Meta ha lanciato una nuova app chiamata Forum, progettata specificamente per i gruppi Facebook, senza un annuncio ufficiale. L’app, scoperta da Matt Navarra di Geekout Newsletter nell’App Store, si propone come “uno spazio dedicato per le conversazioni che contano di più per te”. Ha lo scopo di fornire agli utenti “risposte reali” da “persone reali”, tracciando un parallelo con la funzionalità di Reddit.
L’accesso al forum richiede un account Facebook, che consente agli utenti di trasferire il proprio profilo e la propria attività al momento dell’accesso. Mentre gli utenti possono utilizzare nomi utente anonimizzati, gli amministratori avranno comunque accesso alle loro identità reali. A differenza del feed Facebook standard che include post di amici, Pagine seguite e contenuti suggeriti da algoritmi, il feed del Forum si concentra esclusivamente sulle conversazioni dei vari gruppi dell’utente.

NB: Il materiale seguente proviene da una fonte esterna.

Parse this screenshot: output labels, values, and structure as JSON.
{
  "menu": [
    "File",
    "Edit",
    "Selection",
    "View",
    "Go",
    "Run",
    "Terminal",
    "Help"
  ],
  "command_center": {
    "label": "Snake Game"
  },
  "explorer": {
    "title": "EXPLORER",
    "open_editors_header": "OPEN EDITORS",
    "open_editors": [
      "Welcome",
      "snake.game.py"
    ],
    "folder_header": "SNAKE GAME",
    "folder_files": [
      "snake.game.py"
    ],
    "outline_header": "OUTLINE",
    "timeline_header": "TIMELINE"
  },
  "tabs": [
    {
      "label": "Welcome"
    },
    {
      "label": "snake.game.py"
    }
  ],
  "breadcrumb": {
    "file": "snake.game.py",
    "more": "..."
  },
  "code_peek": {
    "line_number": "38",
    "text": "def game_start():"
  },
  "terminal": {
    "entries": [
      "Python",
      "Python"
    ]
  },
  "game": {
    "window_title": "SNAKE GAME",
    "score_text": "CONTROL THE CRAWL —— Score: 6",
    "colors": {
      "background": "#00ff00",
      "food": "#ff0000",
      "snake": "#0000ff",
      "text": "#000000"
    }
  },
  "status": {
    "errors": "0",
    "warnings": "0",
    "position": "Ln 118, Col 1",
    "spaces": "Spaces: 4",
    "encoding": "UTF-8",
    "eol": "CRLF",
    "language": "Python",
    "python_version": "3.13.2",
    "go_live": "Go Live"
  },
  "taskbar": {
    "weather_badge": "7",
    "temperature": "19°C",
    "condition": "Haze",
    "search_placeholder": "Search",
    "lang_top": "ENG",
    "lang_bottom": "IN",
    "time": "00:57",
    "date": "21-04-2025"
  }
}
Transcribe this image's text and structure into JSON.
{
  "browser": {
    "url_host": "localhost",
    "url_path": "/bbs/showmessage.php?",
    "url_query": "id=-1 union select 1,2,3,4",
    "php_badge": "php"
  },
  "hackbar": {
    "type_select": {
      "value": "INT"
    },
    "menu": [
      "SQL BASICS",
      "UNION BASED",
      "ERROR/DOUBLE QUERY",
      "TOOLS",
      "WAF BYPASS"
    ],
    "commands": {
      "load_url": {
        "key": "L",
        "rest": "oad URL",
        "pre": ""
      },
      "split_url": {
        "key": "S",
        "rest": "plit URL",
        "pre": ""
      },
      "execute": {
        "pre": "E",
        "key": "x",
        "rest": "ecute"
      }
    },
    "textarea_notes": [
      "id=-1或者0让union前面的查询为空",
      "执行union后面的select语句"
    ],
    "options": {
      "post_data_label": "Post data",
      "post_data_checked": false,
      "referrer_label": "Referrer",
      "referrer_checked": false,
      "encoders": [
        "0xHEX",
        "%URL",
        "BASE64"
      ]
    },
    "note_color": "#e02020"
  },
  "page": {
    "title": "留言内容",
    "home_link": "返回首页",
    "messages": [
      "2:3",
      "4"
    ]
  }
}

Al primo accesso, il Forum richiede agli utenti di specificare quale contenuto desiderano vedere. Questa funzione può anche consigliare post di gruppi in linea con gli interessi degli utenti. Inoltre, tutti i post pubblicati nei Gruppi sul Forum saranno visibili sull’app principale di Facebook e viceversa, facilitando l’interazione senza soluzione di continuità tra le due piattaforme.
Questa non è la prima app incentrata sui gruppi di Meta, che in precedenza aveva lanciato un’app autonoma per i gruppi che è stata interrotta nel 2017. Forum incorpora funzionalità di intelligenza artificiale, inclusa una chiamata “Chiedi”, che aggrega le risposte di tutti i gruppi per aiutare gli utenti a trovare informazioni in modo efficiente. Un’altra funzionalità è un assistente amministrativo progettato per aiutare i moderatori a gestire i propri gruppi.
Meta ha confermato che Forum è ancora in fase di test, poiché l’azienda valuta ciò che gli utenti trovano interessante e utile nelle sue applicazioni. “Testiamo pubblicamente molti nuovi prodotti per vedere cosa le persone trovano interessante e utile per le loro esperienze attraverso le nostre app”, ha affermato un portavoce.